I think the actual outcome of this policy is mixed. I think it was a big case of corporate welfare that will result in somewhat increased chip production in the US. I think this is a win for national security. I don't think the government applying such levers to change how the market allocates capital probably won't be a win for economic output or quality of life.
> One thing that I think that frequently eludes people in this discussion is that US manufacturing has pretty much been constantly growing for the past century; just its share of GDP has fallen as other sectors have grown faster. And the share of the workforce has fallen even faster, as the actual manufacturing has moved towards higher value items and greater degrees of automation.
The last part is missing something important though. If we're measuring "output" in dollars and the US is doing the parts (like aircraft manufacturing) that globally don't have a lot of competitors, the high "output" is from high prices rather than high production, and then what we're doing is surviving in the markets where there isn't a lot of competition and getting killed in the markets where there is.
There are three problems with this. The first is that it implies the US isn't competitive in competitive markets, which is a sign that something is very messed up. The second is that the markets where other countries aren't competitive tend to get eroded over time. The US essentially had a lock on the auto market in the mid-20th century; not anymore. What happens when China starts making globally competitive aircraft?
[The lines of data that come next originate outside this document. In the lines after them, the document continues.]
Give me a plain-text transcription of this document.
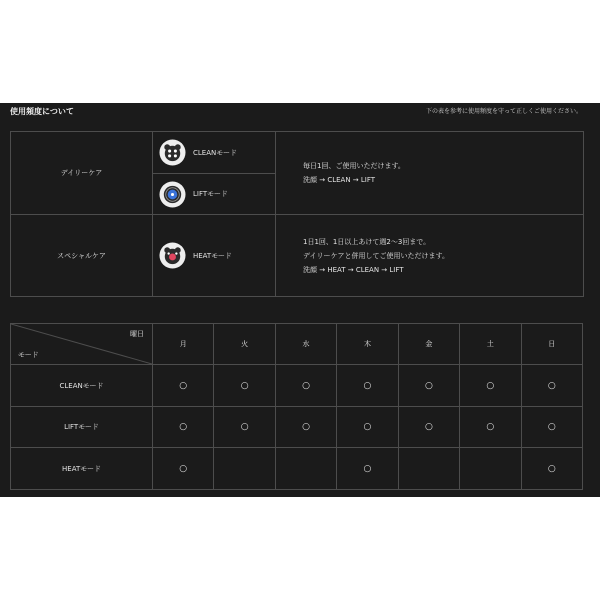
使用頻度について	下の表を参考に使用頻度を守って正しくご使用ください。
デイリーケア	CLEANモード	毎日1回、ご使用いただけます。
洗顔 → CLEAN → LIFT

	LIFTモード	

スペシャルケア	HEATモード	1日1回、1日以上あけて週2〜3回まで。
デイリーケアと併用してご使用いただけます。
洗顔 → HEAT → CLEAN → LIFT
曜日
モード	月	火	水	木	金	土	日
CLEANモード	○	○	○	○	○	○	○
LIFTモード	○	○	○	○	○	○	○
HEATモード	○			○			○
And the third is that supply chains matter. If you give up on the low margin stuff instead of figuring out how to make it competitively domestically (e.g. via automation) then foreign competitors have a leg up when it comes to making the high margin stuff for which the commodities are inputs.
> I don't think the government applying such levers to change how the market allocates capital probably won't be a win for economic output or quality of life.
Relying on "free markets" actually requires free markets. If other countries are willing to subsidize their industries until they drive manufacturing out of the US, that's not a free market. It's the equivalent of a monopolist using dumping and tying to leverage their existing monopoly into new markets, but with a country acting as the monopolist and therefore being exempt from antitrust enforcement.
Doing the same thing in return is not likely to be an efficient strategy, but neither is the status quo. The main alternative would be to realize that the thing we've been calling "free trade" is not actually that and a country that subsidizes its industries until its US competitors exit the market has to be dealt with as an abusive monopolist, e.g. via tariffs and similar policy levers, since antitrust laws don't apply to foreign governments.